Отец в первую минуту выглядит растерянным, потом ухмыляется. Вот что в конце концов от всего этого останется, говорю я себе: одна ухмылка. Снова осознаю, как приближающаяся смерть меняет масштаб. Многолетняя семейная драма вдруг оборачивается пустяковым эпизодом. У папы сухие губы, я даю ему минералки с апельсиновым привкусом. Мне кажется, что пластиковой бутылке он уделяет больше внимания, чем вопросу о моей матери.
— Я спросила, где вы познакомились?
— В автобусе, — говорит он, — а где же еще?
Они ездили в его школьном автобусе пять раз в неделю — всей группой. Утром и затем после обеда. Две из них уже несколько месяцев делали ему глазки. В тот злополучный день особливо она вела себя так развязно, что он хотел высадить ее из автобуса.
— Именно так и надо было тебе поступить, — вырывается у меня. — И лучше всего — на ходу.
Он принимает обиженный вид, но потом, вопреки нарастающей душевной дряхлости, видимо, осознает, что возражение типа: Как ты говоришь о маме! — в нашем случае звучало бы довольно абсурдно. Он улыбается беззубым ртом — меня это не трогает, я уже привыкла к его облику.
— Да, видать, надо было.
Я не перестаю расспрашивать и из папиных скупых ответов складываю мозаику того февральского дня: после школы обе поехали с ним на конечную остановку и там отказались выйти. Предложили ему сигарету, чтобы умаслить его. Папа одну взял — в конце концов, у него был сорокаминутный перерыв. Красивей, мол, была та, что повыше, только она пошла в аптеку за дистиллировкой для мамы, пока еще не закрыли.
Я не верю своим ушам.
— Постой, — огорошенно восклицаю я. — Значит, если бы у мамы той, что повыше, не кончилась дистиллировка, она могла бы стать моей бабкой?

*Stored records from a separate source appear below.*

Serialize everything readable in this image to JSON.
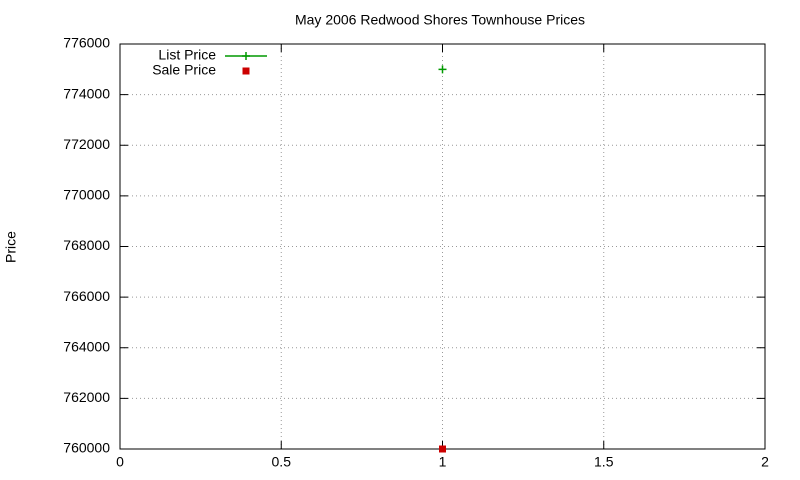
{
  "chart_data": {
    "type": "scatter",
    "title": "May 2006 Redwood Shores Townhouse Prices",
    "y_label": "Price",
    "series": [
      {
        "name": "List Price",
        "color": "#009900",
        "marker": "plus",
        "x": [
          1
        ],
        "values": [
          775000
        ]
      },
      {
        "name": "Sale Price",
        "color": "#cc0000",
        "marker": "square",
        "x": [
          1
        ],
        "values": [
          760000
        ]
      }
    ],
    "xlim": [
      0,
      2
    ],
    "xticks": [
      0,
      0.5,
      1,
      1.5,
      2
    ],
    "ylim": [
      760000,
      776000
    ],
    "yticks": [
      760000,
      762000,
      764000,
      766000,
      768000,
      770000,
      772000,
      774000,
      776000
    ],
    "grid": true,
    "legend": "top-left"
  }
}
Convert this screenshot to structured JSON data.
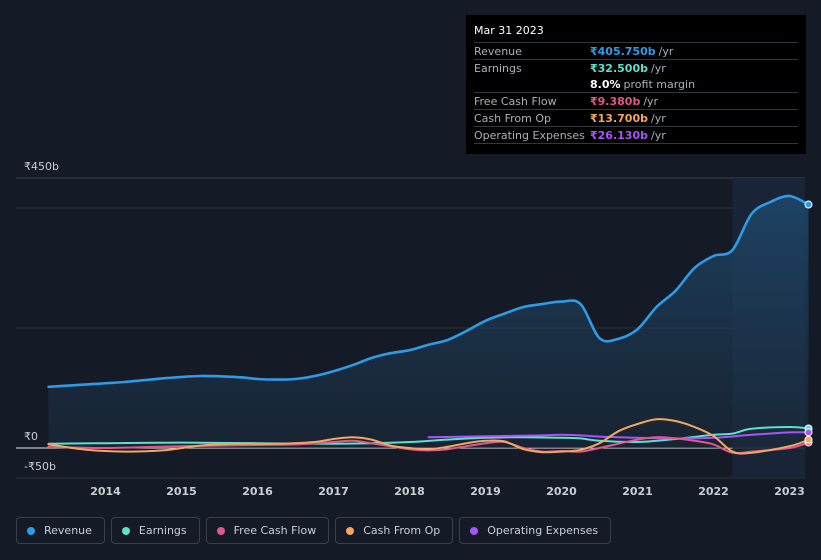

С минуту он соображает. А потом, рассмеявшись, несколько раз повторяет за мной эту шуточку; и при этом оглядывается, не слышат ли его соседи по палате, но, по счастью, оба спят. Если бы та идиотская аптека закрывалась на час позже, я, возможно, была бы красивой, приходит мысль.
Он смотрит на меня и, верно вспоминая мою профессию, преисполняется гордости, но при этом не может и не поддеть меня.
— Так как, датчане уже придумали стул о пяти ножках?
Улыбаясь, я качаю головой, но продолжаю думать о матери: в этом году ей будет пятьдесят семь.
— Пап, — подмигиваю я ему. — А вы что, сделали меня сразу же, с первого захода? За тот самый перерыв?
Он шевелит рукой на одеяле, словно хочет отогнать мой вопрос — доказательство того, что я попала в точку.
— И где-то в депо или в автобусе? — спрашиваю я с издевкой.
— Я что, именно тебе стану такие вещи рассказывать?!
Он неодобрительно вздыхает, но по его выражению вижу, что он наконец скажет об этом. Тема как-никак не затаскана и слегка возбудила в нем вялый интерес, боюсь только, что больше моего зачатия его заинтересовало слово автобус. Он молчит, не иначе как вспоминает.
— В автобусе?
Он кивает, хватается за перекладину и с усилием пытается сесть; делает мне знак, что разговор о моем зачатии подошел к концу.
— Где точно? — настаиваю я.
— Ну сзади! — отрезает папа; ему хочется отделаться от моих вопросов. — На четверке!
Вот она, тайна моего человеческого существования: в автобусе, на четырех задних сиденьях!